En thérapie et en coaching, la technique du « pire » fait partie de la boîte à outils
des intervenants systémiques et stratégiques. Cette technique d’intervention
paradoxale consiste à faire affronter, par l’imagination, à la personne qu’on
accompagne, le pire scénario qui pourrait advenir dans une situation qu’elle vit
ou qu’elle craint et qui présente une issue, parfois inconsciente, qui lui fait peur,
qui la bloque et qu’elle évite d’envisager.

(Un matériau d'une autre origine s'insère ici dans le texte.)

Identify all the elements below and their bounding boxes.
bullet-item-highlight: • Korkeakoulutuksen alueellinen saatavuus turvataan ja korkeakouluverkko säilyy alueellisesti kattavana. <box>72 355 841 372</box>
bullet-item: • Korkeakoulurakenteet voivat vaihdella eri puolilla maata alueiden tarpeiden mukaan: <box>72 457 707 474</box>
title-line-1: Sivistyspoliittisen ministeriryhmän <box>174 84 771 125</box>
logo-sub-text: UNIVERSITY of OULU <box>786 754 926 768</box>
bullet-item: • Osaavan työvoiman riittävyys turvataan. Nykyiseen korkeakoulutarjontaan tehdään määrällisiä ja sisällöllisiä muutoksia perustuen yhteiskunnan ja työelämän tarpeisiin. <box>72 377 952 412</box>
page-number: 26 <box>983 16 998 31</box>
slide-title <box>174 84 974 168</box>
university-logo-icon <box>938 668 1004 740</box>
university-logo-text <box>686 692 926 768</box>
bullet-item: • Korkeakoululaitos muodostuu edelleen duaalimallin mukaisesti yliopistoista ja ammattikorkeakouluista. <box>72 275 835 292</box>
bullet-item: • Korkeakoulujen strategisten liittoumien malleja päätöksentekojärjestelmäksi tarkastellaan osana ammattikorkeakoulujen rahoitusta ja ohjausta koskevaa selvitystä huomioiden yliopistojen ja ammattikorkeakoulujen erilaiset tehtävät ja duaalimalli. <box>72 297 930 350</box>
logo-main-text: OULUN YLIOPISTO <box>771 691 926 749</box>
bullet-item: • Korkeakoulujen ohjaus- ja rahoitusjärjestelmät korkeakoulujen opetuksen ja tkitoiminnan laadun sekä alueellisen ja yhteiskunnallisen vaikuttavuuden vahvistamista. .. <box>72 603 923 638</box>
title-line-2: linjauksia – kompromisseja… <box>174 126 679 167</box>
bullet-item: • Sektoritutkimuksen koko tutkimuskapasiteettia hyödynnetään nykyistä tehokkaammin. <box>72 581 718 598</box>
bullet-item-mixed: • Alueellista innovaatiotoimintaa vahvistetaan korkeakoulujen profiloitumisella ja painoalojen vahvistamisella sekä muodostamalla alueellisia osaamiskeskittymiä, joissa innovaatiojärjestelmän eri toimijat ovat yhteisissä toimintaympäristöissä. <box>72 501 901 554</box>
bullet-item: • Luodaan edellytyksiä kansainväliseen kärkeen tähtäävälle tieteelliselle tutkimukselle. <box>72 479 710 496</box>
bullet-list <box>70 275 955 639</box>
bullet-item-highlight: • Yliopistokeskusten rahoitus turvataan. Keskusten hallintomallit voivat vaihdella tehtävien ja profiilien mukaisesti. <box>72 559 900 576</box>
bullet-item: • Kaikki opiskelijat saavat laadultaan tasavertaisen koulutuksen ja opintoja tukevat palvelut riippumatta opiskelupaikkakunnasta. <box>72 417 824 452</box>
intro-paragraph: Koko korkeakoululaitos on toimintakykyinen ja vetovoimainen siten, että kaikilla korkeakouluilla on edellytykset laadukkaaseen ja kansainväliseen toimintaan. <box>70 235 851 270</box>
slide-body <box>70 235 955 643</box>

Les raisons de cet évitement sont tout à fait légitimes pour la personne : éviter les sensations douloureuses liées
à l’état d’anxiété ou d’angoisse généré, éviter le prendre le risque superstitieux de « forcer un destin » en
l’envisageant, éviter de se confronter à son incapacité à faire face à la difficulté ou encore éviter de découvrir
des perspectives trop difficiles à accepter. Cette façon de réagir, en évitant de se confronter à la peur, peut
soulager sur le moment mais constitue parfois un handicap à plus long terme. En effet la conséquence insidieuse
de l’évitement est de se renvoyer à soi-même des messages réitérés d’incapacité à affronter ses difficultés. C’est
aussi et surtout une façon de se priver d’une expérience émotionnelle correctrice de traversée de la peur : seule
réelle manière d’apprendre au corps et à l’esprit que la confrontation est possible et ainsi de réduire l’inhibition
que sa peur, ou plus exactement, cette façon de « gérer » sa peur par l’évitement, a pu développer. Nous
pratiquons donc la technique du « pire » pour aider nos patients à vivre cette expérience émotionnelle
correctrice pour mieux traverser ces peurs qui les coincent et qu’ils se sont employés jusque-là à éviter.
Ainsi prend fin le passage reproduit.